CMS’ recent announcement that the Agency was moving forward with plans to add non-invasive ventilators to the product mix for the 2021 CB Round is of critical concern for respiratory suppliers, medical professionals, and patients and caregivers who rely on these products.

In the week-plus since CMS included that information as part of new details and a timeline for the next bidding round, I’ve heard from numerous leaders at respiratory companies, clinician groups, and organizations representing impacted patient populations.  Not surprisingly, everyone I’ve spoken with is highly motivated and prepared for an aggressive campaign to push back against this policy change.

For the larger HME community, this announcement is a fresh example of why we need to remain committed to building strong relationships on Capitol Hill and continuing to grow our industry’s advocacy capability.  It’s yet another reminder that policymakers at both Federal and state levels are certain to continue to look for new avenues to limit Medicare and Medicaid expenditures even as the populations served by these programs grow.

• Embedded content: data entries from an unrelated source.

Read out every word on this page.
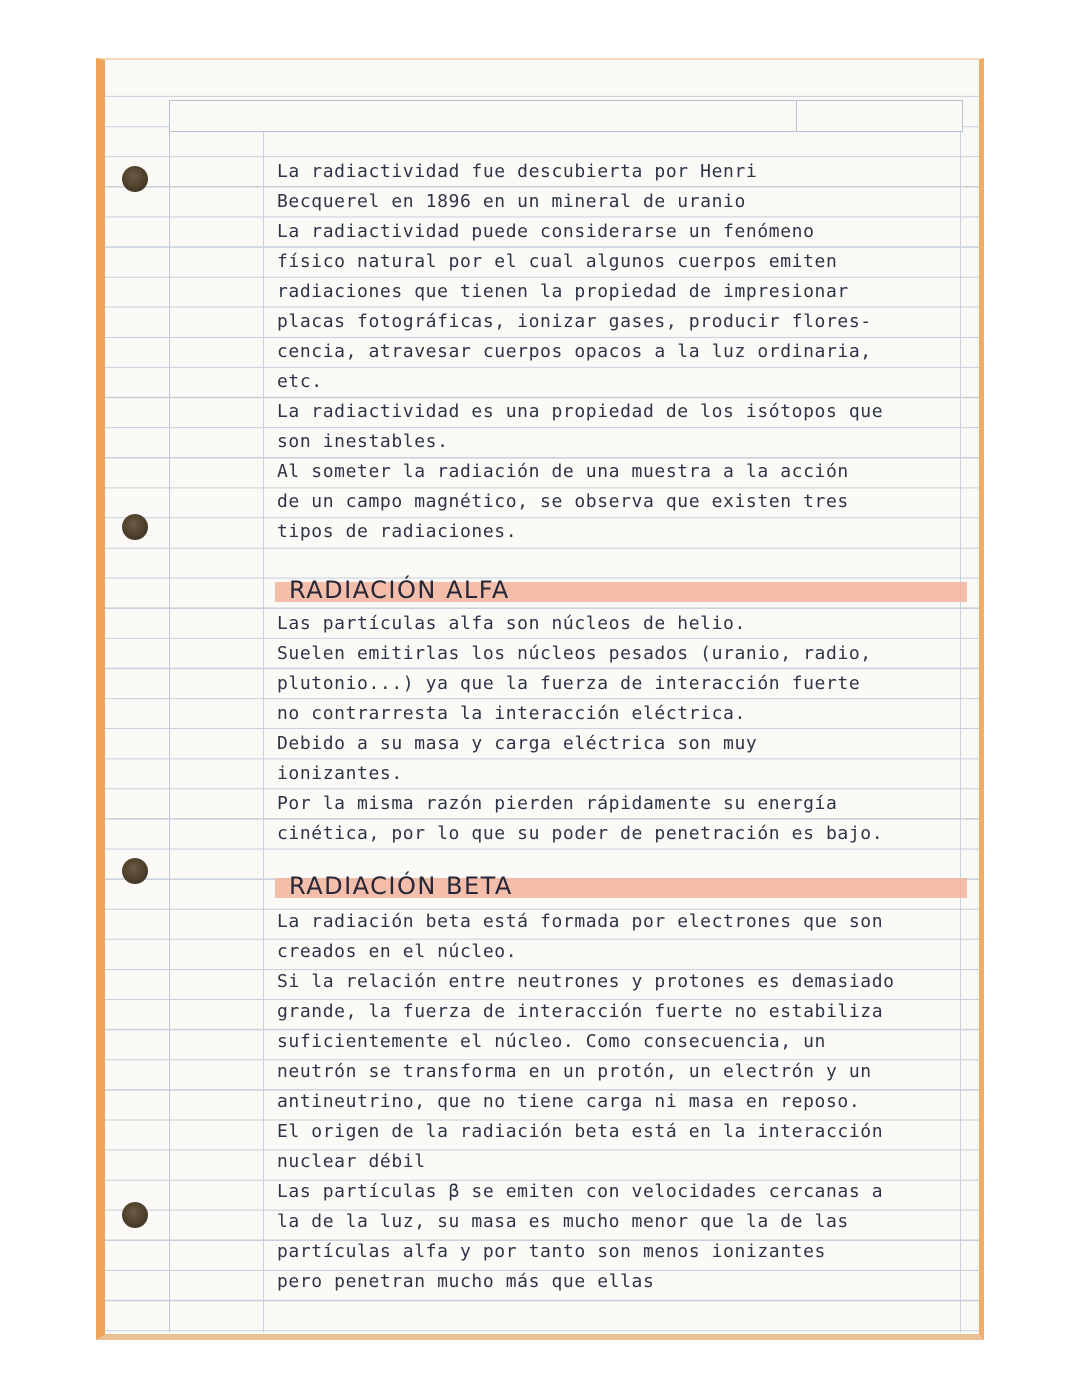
La radiactividad fue descubierta por Henri
Becquerel en 1896 en un mineral de uranio
La radiactividad puede considerarse un fenómeno
físico natural por el cual algunos cuerpos emiten
radiaciones que tienen la propiedad de impresionar
placas fotográficas, ionizar gases, producir flores-
cencia, atravesar cuerpos opacos a la luz ordinaria,
etc.
La radiactividad es una propiedad de los isótopos que
son inestables.
Al someter la radiación de una muestra a la acción
de un campo magnético, se observa que existen tres
tipos de radiaciones.
RADIACIÓN ALFA
Las partículas alfa son núcleos de helio.
Suelen emitirlas los núcleos pesados (uranio, radio,
plutonio...) ya que la fuerza de interacción fuerte
no contrarresta la interacción eléctrica.
Debido a su masa y carga eléctrica son muy
ionizantes.
Por la misma razón pierden rápidamente su energía
cinética, por lo que su poder de penetración es bajo.
RADIACIÓN BETA
La radiación beta está formada por electrones que son
creados en el núcleo.
Si la relación entre neutrones y protones es demasiado
grande, la fuerza de interacción fuerte no estabiliza
suficientemente el núcleo. Como consecuencia, un
neutrón se transforma en un protón, un electrón y un
antineutrino, que no tiene carga ni masa en reposo.
El origen de la radiación beta está en la interacción
nuclear débil
Las partículas β se emiten con velocidades cercanas a
la de la luz, su masa es mucho menor que la de las
partículas alfa y por tanto son menos ionizantes
pero penetran mucho más que ellas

Despite this latest challenge, I am more positive than I have ever been about the HME community’s advocacy capability.  There is no question that the reimbursement relief and bidding program reforms gained through the CURES bill and the ESRD/DMEPOS Rule would have never taken shape without your strong grassroots advocacy for rural relief legislation over the last two Congressional sessions.  The wide support on multiple Congressional sign-on letters in support of these priorities is a direct reflection on the relationships you’ve built and the credibility you’ve established for HME on Capitol Hill.

Looking Ahead

We are currently working with our champions on Capitol Hill to develop legislation providing more substantial and longer-term relief for HME suppliers in non-bidding areas, and also in discussions with respiratory stakeholders and our patient group allies on a plan of action to address the ventilator issue.  Once again, the prospects for success on these issues will mainly rest on our ability to educate and engage hundreds of members of Congress that our policy priorities are critically needed by both HME suppliers and patients.  We’ll be counting on long-time HME advocates to continue to work with their legislators, and we’ll also need fresh faces to become involved in HME advocacy.